Up until our arrival in
the port, Michael and I weren’t positive that we had been to Rhodes. Once we saw the city wall, we knew
immediately that we had visited this beautiful city about ten years ago on our
trip to Greece.
Rhodes is the largest of
the Dodecanese islands in Greece and it is located 11 miles southwest of Turkey
in the eastern Aegean Sea. The Old City
which we again visited was once the home to the Knights of St. John, and the
walled city is a living settlement of some 6,000 people who live and work in
the same buildings that were used by the knights over 500 years ago.
Excursions were available
to the Acropolis of Lindos and elsewhere, but we were quite happy to enjoy
walking the labyrinth of streets that we encountered once we entered one of the
many “gates” in the city wall.
Before we entered the old
town, we walked from the ship along the harbor and the water was crystal
clear. Coming upon the sculpture of
three dolphins, Michael reminisced about seeing one of his favorite movies,
“Boy on a Dolphin” starring his all-time favorite, Sophia Loren, and I’m sure
he imagined the Italian beauty recreating her most famous scene from that movie
-- her emergence as a scantily-clad sponge diver from the water alongside the
boat in the harbor of Rhodes. His fantasy
quickly evaporated into the sea air as we came upon a vendor selling cabbage
peelers - yes, the man had a mound of shredded carrots and cabbage in front of
him to show everyone how easy it was to peel vegetables with his little plastic
utensil. Also quite popular was a
squishy ball that looked clear with a big yellow blob in it – the man showed us
what you did with them –- you threw it on the ground and it splattered like an
egg. We offered a dollar for one but
the man, surprisingly, refused and insisted on 2€. We moved on.
We entered one of the
“gates” in the wall, and entered an ancient world. The first store we came upon on our left was
one selling fabrics – beautiful silks of red, gold, white, blue, and black
solids and patterns and wished I actually knew how to use my sewing machine
other than to sew a straight seam. The
fabrics were gorgeous but, knowing my limitations, I easily moved on.
The city is a maze of
streets but we stayed on the main road, walking upon hundreds of year old
cobblestones looking in the many shops selling t-shirts, magnets, jewelry and
clothing. We even came upon a shop that
for 5€ we could immerse our feet into a vat of water which contained hundreds
of those little fish that eat dead skin.
I said I would do it if Michael would, but he refused. We’d heard about this practice, but did not
partake.
We came upon a young man
who allowed us to take pictures with his exotic parrot and refused the few
bucks Michael offered him for the opportunity.
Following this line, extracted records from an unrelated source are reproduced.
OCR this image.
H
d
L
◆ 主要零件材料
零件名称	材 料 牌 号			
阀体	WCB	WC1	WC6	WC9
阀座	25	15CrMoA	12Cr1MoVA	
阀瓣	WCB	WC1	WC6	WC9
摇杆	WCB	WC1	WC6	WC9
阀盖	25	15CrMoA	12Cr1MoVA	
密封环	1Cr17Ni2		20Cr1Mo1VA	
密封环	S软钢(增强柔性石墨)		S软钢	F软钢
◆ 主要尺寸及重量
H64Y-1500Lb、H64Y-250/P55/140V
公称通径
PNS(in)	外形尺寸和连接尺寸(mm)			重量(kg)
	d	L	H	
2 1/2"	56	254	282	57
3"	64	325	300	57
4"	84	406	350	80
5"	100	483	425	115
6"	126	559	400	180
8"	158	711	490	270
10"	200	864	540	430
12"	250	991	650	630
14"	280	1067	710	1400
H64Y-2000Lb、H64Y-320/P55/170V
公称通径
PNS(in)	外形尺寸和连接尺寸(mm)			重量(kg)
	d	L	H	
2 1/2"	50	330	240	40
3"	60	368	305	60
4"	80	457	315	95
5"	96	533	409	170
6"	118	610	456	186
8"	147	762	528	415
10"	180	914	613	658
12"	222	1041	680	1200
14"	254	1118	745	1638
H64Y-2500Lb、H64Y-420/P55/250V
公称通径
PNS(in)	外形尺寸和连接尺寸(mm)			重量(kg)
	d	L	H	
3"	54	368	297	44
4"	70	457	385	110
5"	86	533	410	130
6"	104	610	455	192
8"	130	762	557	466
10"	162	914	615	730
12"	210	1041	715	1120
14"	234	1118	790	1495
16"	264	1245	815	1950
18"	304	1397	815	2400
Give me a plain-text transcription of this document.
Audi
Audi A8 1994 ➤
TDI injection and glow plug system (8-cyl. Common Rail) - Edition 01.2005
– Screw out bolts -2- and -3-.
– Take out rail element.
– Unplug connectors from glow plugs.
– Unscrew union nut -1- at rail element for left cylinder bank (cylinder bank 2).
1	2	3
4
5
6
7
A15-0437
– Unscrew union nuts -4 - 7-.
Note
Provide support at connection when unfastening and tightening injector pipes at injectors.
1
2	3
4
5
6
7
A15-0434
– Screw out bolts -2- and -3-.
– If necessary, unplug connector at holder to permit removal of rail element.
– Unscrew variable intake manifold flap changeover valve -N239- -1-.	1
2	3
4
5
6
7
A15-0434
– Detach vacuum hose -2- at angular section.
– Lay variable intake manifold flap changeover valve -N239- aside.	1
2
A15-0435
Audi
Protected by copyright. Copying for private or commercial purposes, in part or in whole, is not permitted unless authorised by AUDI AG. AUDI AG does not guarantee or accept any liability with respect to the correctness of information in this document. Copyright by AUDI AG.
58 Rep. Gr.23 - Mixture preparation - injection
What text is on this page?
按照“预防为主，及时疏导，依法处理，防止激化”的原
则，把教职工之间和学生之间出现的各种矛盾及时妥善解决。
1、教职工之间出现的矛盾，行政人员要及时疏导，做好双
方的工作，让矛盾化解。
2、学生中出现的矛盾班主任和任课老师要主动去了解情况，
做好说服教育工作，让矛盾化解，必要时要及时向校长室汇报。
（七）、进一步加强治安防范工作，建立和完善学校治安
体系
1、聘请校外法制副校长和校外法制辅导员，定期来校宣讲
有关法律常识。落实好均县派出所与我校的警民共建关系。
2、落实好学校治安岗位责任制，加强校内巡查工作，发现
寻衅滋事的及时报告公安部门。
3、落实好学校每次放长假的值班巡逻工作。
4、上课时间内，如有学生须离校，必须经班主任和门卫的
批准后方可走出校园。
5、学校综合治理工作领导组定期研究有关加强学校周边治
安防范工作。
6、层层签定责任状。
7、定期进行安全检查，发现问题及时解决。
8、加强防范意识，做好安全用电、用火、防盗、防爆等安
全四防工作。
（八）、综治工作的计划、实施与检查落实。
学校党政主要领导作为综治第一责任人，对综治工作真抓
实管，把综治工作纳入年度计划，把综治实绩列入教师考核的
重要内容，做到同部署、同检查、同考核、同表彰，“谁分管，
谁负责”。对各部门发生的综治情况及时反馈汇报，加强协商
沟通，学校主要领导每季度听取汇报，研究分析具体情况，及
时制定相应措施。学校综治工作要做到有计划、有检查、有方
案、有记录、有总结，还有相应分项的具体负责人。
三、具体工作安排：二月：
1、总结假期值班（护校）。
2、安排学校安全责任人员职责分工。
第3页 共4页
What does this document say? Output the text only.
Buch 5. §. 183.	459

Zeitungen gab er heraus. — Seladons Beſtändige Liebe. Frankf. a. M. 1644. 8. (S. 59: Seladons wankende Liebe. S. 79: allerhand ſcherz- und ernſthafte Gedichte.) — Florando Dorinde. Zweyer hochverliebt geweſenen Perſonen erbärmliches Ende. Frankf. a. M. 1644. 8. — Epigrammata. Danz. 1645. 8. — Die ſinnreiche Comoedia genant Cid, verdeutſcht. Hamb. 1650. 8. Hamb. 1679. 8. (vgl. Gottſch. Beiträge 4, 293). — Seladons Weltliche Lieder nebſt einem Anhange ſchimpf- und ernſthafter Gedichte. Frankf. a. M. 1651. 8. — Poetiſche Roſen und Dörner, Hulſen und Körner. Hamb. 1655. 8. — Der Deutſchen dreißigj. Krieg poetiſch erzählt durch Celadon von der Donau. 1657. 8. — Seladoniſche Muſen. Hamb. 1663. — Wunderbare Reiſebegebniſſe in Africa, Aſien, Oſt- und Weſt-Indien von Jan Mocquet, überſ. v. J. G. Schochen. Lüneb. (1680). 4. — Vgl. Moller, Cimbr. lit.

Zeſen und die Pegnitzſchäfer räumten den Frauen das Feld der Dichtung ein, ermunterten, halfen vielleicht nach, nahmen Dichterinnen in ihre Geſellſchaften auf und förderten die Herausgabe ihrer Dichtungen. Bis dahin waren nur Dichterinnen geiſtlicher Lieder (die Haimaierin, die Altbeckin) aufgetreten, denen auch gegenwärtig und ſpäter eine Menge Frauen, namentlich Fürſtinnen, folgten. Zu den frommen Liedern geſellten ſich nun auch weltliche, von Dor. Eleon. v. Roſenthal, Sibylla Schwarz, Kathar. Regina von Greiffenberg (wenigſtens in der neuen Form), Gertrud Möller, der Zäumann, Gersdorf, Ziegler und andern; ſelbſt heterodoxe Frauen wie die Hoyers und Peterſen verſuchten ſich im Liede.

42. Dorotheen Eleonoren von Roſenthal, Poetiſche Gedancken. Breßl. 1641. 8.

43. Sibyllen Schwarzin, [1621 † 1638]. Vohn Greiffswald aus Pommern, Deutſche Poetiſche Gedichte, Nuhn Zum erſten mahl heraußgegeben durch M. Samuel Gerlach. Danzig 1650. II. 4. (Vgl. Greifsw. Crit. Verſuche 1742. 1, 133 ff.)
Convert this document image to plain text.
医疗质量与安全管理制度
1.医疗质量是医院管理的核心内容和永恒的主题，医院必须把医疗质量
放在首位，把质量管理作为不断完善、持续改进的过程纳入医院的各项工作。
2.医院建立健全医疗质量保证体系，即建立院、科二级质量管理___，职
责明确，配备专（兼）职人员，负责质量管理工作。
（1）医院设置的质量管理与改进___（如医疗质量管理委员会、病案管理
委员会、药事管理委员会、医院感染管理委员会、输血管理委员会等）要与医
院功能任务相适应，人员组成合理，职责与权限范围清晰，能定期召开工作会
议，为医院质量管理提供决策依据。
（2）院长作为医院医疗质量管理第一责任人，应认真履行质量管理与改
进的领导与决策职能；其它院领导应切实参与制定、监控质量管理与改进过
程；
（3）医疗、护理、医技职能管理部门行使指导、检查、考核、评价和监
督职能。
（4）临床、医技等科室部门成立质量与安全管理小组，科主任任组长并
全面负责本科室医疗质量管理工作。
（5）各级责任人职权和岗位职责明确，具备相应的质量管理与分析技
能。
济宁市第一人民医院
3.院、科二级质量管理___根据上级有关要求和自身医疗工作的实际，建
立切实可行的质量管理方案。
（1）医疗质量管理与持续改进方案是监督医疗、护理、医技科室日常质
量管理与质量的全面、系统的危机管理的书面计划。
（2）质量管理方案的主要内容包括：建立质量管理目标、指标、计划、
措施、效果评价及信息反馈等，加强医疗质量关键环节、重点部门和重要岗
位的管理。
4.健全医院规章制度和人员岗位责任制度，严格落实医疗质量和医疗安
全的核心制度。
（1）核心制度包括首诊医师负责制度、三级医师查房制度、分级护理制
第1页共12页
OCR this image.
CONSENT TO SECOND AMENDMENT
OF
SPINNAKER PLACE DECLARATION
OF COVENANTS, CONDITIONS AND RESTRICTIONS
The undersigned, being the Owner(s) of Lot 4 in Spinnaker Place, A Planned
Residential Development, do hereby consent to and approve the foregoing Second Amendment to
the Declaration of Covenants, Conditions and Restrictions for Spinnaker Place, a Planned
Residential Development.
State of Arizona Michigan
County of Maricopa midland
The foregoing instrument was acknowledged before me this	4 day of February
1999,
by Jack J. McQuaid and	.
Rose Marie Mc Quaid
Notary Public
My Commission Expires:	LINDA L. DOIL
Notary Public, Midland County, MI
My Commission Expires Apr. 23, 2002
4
His only wish was for us to come back and have lunch in his café. Sadly, we did not.
As I said, there were lots
of shops and I’m happy to report that I helped the Greek economy – much needed
– by gladly purchasing a few items of clothing (we will need to buy another
suitcase when we arrive in Bermuda) and, I have to say, even if I didn’t
purchase anything in a particular store, all the shopkeepers were very happy to
show us around and extremely friendly.
On our way back to the
ship, another man invited us into his café for lunch. We politely refused and as we walked past
him, he called us by name. I was shocked
and looked back as he motioned for us to come and sit down, again using our
names. In that split second, I had no
idea how he knew our names were Michael and Leona until I realized that our
friends, Rosemarie and Norm, were enjoying a lovely lunch and they told him our
names! We chatted a bit with them, not
too obviously salivating over their plate of tomatoes and feta cheese with
hummus and pita bread, but moved on because I had my heart set on something
else.
When we entered the city,
I noticed a store selling Greek yogurt and we walked back there only to find
that their machine was not working. I
was totally heart-broken. We walked a
couple of stores down and came across a “Ben and Jerry’s” but soon found out
that they did, in fact, sell Greek yogurt in addition to American ice
cream. I ordered a small cup of plain
Greek yogurt with black cherries while Michael ordered an espresso. The taste was nothing like frozen yogurt in
the states and I thoroughly enjoyed the tartness of the yogurt combined with
the sweetness of the cherries.
Absolutely yummy. While sitting
there and taking a photo of the wall which had the café’s logo painted on it,
“Royo,” a lovely young woman told us that the yogurt is made right there and
that we should “like” it on Facebook.
When I got back to the ship, I, of course, “liked” Royo’s page and wrote
a raving review of the yogurt and within an hour, my review was replied to
thanking me for stopping in. How nice
was that?
We walked back along the
harbor, passing once again, the sculpture of three dolphins (Sophia nowhere to
be seen) and embarked our home away from home thinking about the lovely day,
the magnificent weather we enjoyed, the taste of Greek yogurt still on my lips,
and looking forward to our next port, Chania.
Michael’s Observations: Don’t
bother me now, I’m watching “Boy on a Dolphin.”
Directed to me: “Did I tell you
that you mind me of Sophia Loren’s sister?”